Host level checks are typically performed with an agent and/or your cloud providers monitoring stack and monitor metrics such as CPU utilization, CPU load, free-able memory, free disk space, etc.

Service level checks monitor the service itself, most often through a pre-defined healthcheck endpoint such as /healthcheck. You would configure a service check to perform a HTTP GET against that endpoint, and if a 200 response isn't provided, emit an alert for the bad state.

Here are some other basic examples to consider for setting up a healthcheck:

  1. Check the service documentation (or build one into your service) for a pre-existing healthcheck endpoint
  2. If the service is a web service or has any HTTP endpoints, consider using those as a target for a healtcheck.
  3. If the service outputs logs to disk or syslog you can monitor the logs for keywords that indicate a fault or monitor for a log that has not been updated for a certain interval
  4. If the service has a load balancer in front of it, for example an Amazon ELB or Google NLB, you can monitor responses from the server from the metrics they provide you.

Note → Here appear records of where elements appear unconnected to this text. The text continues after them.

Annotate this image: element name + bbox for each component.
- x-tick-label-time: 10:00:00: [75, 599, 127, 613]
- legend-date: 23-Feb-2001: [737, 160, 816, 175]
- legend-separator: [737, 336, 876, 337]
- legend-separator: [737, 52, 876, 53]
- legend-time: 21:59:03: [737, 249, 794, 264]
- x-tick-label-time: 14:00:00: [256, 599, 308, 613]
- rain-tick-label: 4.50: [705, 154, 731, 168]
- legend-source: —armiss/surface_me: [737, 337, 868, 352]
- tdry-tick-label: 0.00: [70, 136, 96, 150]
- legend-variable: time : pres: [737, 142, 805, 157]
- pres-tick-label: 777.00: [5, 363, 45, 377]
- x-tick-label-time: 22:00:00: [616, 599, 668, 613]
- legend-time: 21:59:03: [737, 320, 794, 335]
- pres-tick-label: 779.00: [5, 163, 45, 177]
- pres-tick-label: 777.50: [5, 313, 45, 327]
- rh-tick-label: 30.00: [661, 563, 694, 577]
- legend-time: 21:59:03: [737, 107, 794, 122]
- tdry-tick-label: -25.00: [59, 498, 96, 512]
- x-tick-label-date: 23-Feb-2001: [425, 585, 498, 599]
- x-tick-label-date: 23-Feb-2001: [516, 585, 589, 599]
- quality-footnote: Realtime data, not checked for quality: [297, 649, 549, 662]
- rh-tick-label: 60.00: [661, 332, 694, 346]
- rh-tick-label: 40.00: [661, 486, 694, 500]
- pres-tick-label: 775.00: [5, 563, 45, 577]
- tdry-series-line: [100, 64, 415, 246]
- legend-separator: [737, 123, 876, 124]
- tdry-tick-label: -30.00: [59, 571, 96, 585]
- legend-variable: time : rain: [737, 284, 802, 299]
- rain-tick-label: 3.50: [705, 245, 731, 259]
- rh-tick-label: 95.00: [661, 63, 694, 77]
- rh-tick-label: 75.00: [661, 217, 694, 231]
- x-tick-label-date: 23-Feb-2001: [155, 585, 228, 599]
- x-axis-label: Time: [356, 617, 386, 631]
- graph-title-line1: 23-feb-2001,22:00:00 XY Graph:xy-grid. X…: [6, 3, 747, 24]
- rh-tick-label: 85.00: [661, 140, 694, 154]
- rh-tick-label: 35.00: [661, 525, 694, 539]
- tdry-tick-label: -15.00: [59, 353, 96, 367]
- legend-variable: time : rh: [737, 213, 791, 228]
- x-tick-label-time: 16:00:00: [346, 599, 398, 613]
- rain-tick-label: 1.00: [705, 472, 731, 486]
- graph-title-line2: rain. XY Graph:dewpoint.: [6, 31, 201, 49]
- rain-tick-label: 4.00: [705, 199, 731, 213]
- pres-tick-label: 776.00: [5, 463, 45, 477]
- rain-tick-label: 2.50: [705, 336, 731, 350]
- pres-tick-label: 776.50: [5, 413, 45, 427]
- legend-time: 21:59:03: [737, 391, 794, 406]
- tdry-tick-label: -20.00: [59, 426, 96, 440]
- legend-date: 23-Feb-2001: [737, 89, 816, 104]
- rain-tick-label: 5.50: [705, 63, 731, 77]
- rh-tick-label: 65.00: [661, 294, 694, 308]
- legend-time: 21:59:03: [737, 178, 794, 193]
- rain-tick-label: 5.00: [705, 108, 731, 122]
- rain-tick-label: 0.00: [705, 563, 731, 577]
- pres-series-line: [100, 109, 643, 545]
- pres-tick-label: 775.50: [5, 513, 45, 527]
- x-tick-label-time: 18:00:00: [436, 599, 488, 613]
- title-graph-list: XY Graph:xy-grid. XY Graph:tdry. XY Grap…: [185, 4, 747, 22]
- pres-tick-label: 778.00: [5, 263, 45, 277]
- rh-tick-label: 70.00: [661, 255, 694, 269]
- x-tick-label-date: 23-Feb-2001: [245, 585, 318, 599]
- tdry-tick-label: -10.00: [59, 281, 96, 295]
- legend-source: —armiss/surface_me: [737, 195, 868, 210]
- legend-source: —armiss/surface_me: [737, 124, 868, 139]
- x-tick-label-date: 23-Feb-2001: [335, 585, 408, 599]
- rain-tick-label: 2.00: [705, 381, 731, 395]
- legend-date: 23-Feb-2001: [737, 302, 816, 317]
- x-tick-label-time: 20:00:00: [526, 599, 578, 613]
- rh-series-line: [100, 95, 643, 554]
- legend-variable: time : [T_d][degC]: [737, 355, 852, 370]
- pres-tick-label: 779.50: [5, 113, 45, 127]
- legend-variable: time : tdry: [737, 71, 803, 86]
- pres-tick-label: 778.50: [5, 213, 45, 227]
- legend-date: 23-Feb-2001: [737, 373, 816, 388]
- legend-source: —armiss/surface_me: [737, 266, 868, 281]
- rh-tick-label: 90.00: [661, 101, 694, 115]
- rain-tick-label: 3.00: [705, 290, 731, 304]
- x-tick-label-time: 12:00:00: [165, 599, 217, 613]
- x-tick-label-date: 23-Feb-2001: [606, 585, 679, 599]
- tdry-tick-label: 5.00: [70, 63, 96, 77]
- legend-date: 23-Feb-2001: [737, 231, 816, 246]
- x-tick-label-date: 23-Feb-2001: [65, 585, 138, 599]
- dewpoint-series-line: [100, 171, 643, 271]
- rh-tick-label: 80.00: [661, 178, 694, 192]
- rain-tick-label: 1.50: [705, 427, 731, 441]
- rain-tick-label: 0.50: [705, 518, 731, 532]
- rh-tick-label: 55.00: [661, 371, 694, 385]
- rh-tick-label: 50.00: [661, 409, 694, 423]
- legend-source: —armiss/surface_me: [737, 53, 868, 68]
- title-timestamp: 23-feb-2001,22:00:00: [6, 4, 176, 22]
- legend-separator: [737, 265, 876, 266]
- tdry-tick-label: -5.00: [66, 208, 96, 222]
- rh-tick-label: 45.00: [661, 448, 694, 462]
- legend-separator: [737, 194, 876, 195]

In large distributed environments, it is common to collect stats into time series databases such as Graphite or InfluxDB. Your monitoring server regularly checks specific metrics over a set period for anomalies.

Using ICMP is not an ideal check as it's the most basic form of a host level check. It won't report the status of the service itself and should be one of your last options.

Update I saw that this answer was marked as not answering the original question which surprised me a bit. I'll be more direct. Don't use ICMP to monitor host level stats for the reasons I mentioned above.